Alvarez still has a job, but for how long? He’s hitting .108/.132/.270, with 16 Ks in 38 plate appearances. He’s got massive holes in his swing, and the Pirates, who botched up his development by promoting him before he was ready, can’t let him learn on the job for a third straight year. Alvarez belongs in Indianapolis.
Catcher Ryan Hanigan and Salvador Perez
Up front, I want to say that I really like Ryan Hanigan. What’s not to love about a catcher with a .370 career OBP. I would have loved it if the Twins had swung a deal for him this offseason. But as he continues to struggle this year (.219/.324/.219), look for him to increasingly lose playing time to rookie Devin Mesoraco (.304/.407/.348), even with Dusty Baker managing this team. Perez tore his miniscus before the season even started, had surgery, and is out until at least late June or July. (Bonus vote to JP Arencibia, who will only hold onto his job until Travis d’Arnaud stops struggling at AAA Las Vegas. At that point, Arencibia will make fun of his weight.)

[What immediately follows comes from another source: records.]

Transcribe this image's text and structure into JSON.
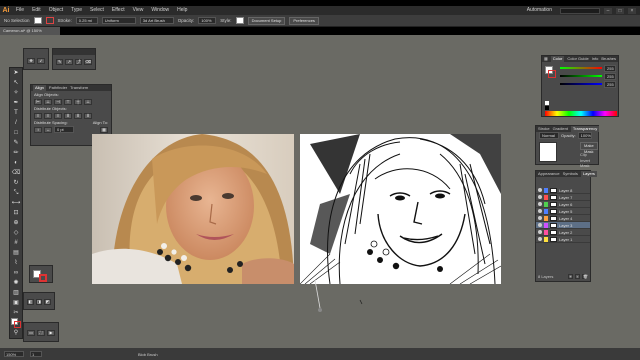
{
  "app": {
    "logo": "Ai",
    "workspace": "Automation"
  },
  "menu": [
    "File",
    "Edit",
    "Object",
    "Type",
    "Select",
    "Effect",
    "View",
    "Window",
    "Help"
  ],
  "control": {
    "selection": "No Selection",
    "stroke_label": "Stroke:",
    "stroke_weight": "0.25 mi",
    "uniform": "Uniform",
    "brush": "3d Art Brush",
    "opacity_label": "Opacity:",
    "opacity": "100%",
    "style_label": "Style:",
    "doc_setup": "Document Setup",
    "preferences": "Preferences"
  },
  "document_tab": "Cameron.ai* @ 150% (RGB/Preview)",
  "align_panel": {
    "tabs": [
      "Align",
      "Pathfinder",
      "Transform"
    ],
    "align_objects": "Align Objects:",
    "distribute_objects": "Distribute Objects:",
    "distribute_spacing": "Distribute Spacing:",
    "align_to": "Align To:",
    "spacing_value": "0 pt"
  },
  "color_panel": {
    "tabs": [
      "Color",
      "Color Guide",
      "Info",
      "Brushes"
    ],
    "values": [
      "255",
      "255",
      "255"
    ],
    "accent": "#ff0000"
  },
  "transparency_panel": {
    "tabs": [
      "Stroke",
      "Gradient",
      "Transparency"
    ],
    "blend": "Normal",
    "opacity_label": "Opacity:",
    "opacity": "100%",
    "make_mask": "Make Mask",
    "clip": "Clip",
    "invert": "Invert Mask"
  },
  "layers_panel": {
    "tabs": [
      "Appearance",
      "Symbols",
      "Layers"
    ],
    "layers": [
      {
        "name": "Layer 8",
        "color": "#4f7fff",
        "selected": false
      },
      {
        "name": "Layer 7",
        "color": "#ff4f4f",
        "selected": false
      },
      {
        "name": "Layer 6",
        "color": "#4fcf4f",
        "selected": false
      },
      {
        "name": "Layer 5",
        "color": "#4f7fff",
        "selected": false
      },
      {
        "name": "Layer 4",
        "color": "#ff9f3f",
        "selected": false
      },
      {
        "name": "Layer 3",
        "color": "#d04fff",
        "selected": true
      },
      {
        "name": "Layer 2",
        "color": "#ff4f9f",
        "selected": false
      },
      {
        "name": "Layer 1",
        "color": "#ffdf3f",
        "selected": false
      }
    ],
    "footer": "8 Layers"
  },
  "status": {
    "zoom": "150%",
    "page": "1",
    "tool": "Blob Brush"
  }
}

Designated Hitter Wilson Betemit
Betemit has only started two games for the Orioles at DH, suggesting this was all an elaborate joke by Dan Duquette to make us think that the Orioles were actually incompetent enough to use Betemit at DH, when Mark Reynolds is just sitting there letting balls clank off his glove left and right. Betemit is hitting .184/.205/.342, which strains the credulity of the word “hitter.” Let’s remove that from DH and replace it with “guy”. Betemit is the designated guy.
Outfield Marlon Byrd, John Mayberry, Aubrey Huff, Ben Revere, Lorenzo Cain, Shelley Duncan
Byrd started the season 3-for-43 and was just traded out of the National League. Mayberry (.175/.175/.200) may finally be the thing that gets Domonic Brown some playing time in Philadelphia, and Huff has started four games in the outfield in 2012, spending the majority of his time keeping Brandon Belt off of 1B despite hitting just .182/.300/.333 and occasionally filling in at 2B.
In the AL, Revere was sent back to AAA to get regular playing time after getting just 11 plate appearances in the Twins’ first seven games. Cain has flopped out of the gate, (starting 2 for 15) and seems to have been supplanted by Mitch Maier in Kansas City. And the Indians were so uncomfortable with giving Shelley Duncan regular playing time in LF (even though he’s hitting .268/.434/.439) that they went out and signed Johnny Damon.